La Fontaine d’or

Théâtre
vendredi 22 janvier 2016

Mettre en scène la guerre d’Algérie sans stresser le spectateur, la spectatrice, (vous y croyez !), proposer un spectacle tout public qui réconcilie histoire, humour et poésie, tels sont les défis, réussis, de cette pièce écrite par Geneviève Buono.

Cette page d’histoire, je m’en souviens parfaitement, et je ne cesse d’y puiser l’inspiration de mes écrits. Les jeunes enseignants regrettent souvent d’en être mal informés et, malgré toute leur bonne volonté, ils ont du mal à la transmettre correctement. Pour présenter de la bonne façon cette époque tourmentée, j’ai conçu ce spectacle tout public, à la fois distrayant et fidèle à la vérité historique”, nous dit l’auteure.

Les faits

De 1954 à 1962, deux millions de jeunes français seront appelés en Algérie pour faire une sale guerre qui ne les concerne pas, et dont certains ne reviendront jamais. Alors que les nostalgiques de l’époque coloniale multiplient les commémorations, il est fondamental qu’AlgérienNEs et FrançaisEs sachent que touTEs les EuropéenNEs ne partageaient pas leurs convictions rétrogrades, qui ont détruit à la base l’idée-même d’une nation algérienne arc-en-ciel (exode de harkis et pieds noirs vers l’hexagone) et continuent d’alimenter les rancœurs d’un racisme nauséabond.

Le spectacle

Connaissez-vous la Kabylie ? Avec La Fontaine d’or, nous sommes dans un conte traditionnel algérien. Une petite fille va puiser de l’eau à la fontaine tous les matins – à l’heure prévue pour les femmes bien sûr ! Ce jour-là, elle rencontre un génie directement surgi des Mille et Une Nuits qui l’entraînera dans des aventures énormes. Et voici qu’une fillette à la recherche de son père écrira une page d’Histoire.

Pétrie de poésie et de références historiques (historien associé : Alain Ruscio) La Fontaine d’or est un prétexte pour mettre en scène la guerre d’Algérie, sans stress et pour tous les publics à partir de sept ans. Comme la petite Nedjma, l’auteure a souffert les tourments d’une guerre qui ne disait pas son nom. Sa famille s’apparentait à ces pieds noirs courageux qui se sont engagés aux côtés des AlgérienNEs en lutte pour leur indépendance. Avec cette pièce de théâtre, elle tient à porter sur son enfance un regard apaisé et néanmoins lucide.

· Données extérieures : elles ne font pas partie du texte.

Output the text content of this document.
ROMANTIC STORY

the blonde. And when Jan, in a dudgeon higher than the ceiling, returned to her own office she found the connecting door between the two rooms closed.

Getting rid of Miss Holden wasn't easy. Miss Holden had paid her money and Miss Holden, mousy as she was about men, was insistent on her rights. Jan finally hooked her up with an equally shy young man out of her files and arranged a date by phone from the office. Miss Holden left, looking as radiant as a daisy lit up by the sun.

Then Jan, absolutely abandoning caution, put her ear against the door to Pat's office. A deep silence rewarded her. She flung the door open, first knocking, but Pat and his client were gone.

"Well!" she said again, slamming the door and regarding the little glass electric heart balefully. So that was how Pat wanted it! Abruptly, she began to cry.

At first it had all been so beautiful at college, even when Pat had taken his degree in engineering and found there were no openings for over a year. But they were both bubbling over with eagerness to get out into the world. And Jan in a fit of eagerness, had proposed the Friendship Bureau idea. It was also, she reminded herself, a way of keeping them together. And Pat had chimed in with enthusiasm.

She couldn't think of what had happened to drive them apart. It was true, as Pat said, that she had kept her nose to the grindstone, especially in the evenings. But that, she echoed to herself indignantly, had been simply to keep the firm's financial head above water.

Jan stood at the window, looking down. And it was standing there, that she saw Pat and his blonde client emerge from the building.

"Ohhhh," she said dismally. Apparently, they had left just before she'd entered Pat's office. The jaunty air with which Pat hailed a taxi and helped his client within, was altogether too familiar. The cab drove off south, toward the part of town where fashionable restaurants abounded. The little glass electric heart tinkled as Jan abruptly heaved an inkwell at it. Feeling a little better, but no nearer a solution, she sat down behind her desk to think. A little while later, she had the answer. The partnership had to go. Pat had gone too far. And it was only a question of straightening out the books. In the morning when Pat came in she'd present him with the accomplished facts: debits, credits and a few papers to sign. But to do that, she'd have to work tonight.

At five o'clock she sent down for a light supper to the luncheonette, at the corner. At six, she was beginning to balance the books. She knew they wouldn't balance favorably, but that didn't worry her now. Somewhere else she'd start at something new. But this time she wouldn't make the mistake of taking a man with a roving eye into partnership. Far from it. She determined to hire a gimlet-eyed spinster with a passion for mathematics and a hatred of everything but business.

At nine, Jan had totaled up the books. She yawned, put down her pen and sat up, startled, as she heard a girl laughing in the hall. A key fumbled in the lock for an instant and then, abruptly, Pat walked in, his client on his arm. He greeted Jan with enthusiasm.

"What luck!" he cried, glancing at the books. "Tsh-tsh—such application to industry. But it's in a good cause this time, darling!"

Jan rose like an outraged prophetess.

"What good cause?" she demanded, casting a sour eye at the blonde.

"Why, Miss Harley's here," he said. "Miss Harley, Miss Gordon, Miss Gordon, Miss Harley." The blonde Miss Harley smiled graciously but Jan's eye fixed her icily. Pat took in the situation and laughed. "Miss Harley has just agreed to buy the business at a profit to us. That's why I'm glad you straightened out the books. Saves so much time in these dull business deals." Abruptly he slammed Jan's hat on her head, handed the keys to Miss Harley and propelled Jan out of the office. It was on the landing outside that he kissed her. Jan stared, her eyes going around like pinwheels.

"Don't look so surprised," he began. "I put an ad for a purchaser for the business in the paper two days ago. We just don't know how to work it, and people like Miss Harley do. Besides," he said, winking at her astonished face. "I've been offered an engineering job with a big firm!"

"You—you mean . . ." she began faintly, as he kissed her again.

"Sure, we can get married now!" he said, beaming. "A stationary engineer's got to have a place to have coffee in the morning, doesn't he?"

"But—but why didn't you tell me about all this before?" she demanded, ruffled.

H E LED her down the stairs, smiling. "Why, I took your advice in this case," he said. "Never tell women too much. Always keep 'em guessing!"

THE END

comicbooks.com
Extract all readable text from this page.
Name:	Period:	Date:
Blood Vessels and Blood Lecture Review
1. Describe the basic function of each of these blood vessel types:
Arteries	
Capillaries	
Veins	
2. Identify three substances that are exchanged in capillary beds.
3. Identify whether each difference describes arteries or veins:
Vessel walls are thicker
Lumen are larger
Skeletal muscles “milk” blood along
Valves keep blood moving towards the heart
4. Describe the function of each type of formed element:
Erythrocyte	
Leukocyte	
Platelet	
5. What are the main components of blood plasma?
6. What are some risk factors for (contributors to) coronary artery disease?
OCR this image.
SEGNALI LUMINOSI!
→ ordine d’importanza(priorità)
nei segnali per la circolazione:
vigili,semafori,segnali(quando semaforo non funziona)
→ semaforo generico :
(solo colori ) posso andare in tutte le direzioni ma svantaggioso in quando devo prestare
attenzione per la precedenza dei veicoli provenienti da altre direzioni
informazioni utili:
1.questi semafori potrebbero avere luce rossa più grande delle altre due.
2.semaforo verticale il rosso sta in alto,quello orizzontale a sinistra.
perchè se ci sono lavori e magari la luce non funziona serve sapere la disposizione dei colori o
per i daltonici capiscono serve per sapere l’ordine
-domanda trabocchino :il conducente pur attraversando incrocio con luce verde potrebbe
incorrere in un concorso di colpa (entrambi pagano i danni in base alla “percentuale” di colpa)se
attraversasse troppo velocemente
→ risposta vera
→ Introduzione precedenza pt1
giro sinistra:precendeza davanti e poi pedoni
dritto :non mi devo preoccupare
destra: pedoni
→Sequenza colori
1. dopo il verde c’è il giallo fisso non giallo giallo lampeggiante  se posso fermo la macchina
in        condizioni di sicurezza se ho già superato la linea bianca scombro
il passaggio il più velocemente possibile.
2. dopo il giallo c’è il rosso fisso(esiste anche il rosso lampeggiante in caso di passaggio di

Critiques de spectateurs, spectatrices Avignon 2015

Une jolie manière de raconter une grande histoire commune. Continuez” (Ch. L’écuyer) – “Parler, raconter la guerre avec autant d’amour, relater cet événement avec autant de douceur, face à cette violence. C’était très poignant. Merci.” (Babette et Fred) – “Un très beau texte, bien servi par des comédiens dont la complicité nous a ravi. Plein de poésie et de fraternité ainsi que de surprises.” (sur billet Reduc DB2 brie) – “Merci pour ce beau témoignage, un bout de rayon de lumière qui arrose les deux rives de nos vies. Sans haine, sans effet de robe, juste avec la sérénité des gens dont le cœur bat dans le bon sens. Merci à tous les deux pour cette tendresse partagée pour ces bouts d’Algérie et de ma Kabylie chérie.” (Kamel, conteur) – “Super histoire, très bien racontée. Arriver à raconter des choses graves avec beaucoup de tendresse, c’est super !!! Et puis, c’est quand même bien car c’est aussi à la portée des enfants.” (Soleil, 13 ans) – “Les yeux parlaient. L’espoir n’est jamais perdu. Merci !” (la grand-mère de Soleil).

Depuis sa création en 2012, La Fontaine d’or tourne constamment (écoles en région parisienne, FELIV 2012 et 2013, Centre Culturel Algérien de Paris, maison des associations d’Aligre, festivals OFF d’Avignon 2013 et 2015, etc… ). Elle sera présentée en mars 2016 au théâtre Bellecour de Nice.

Transmis par Henri Amadéi

La Fontaine d’or, texte  : Geneviève Buono, musique : Claude Chevallier, mise en scène : Lounès Tazaïrt, scénographie : Élena Ivanova, historien associé : Alain Ruscio.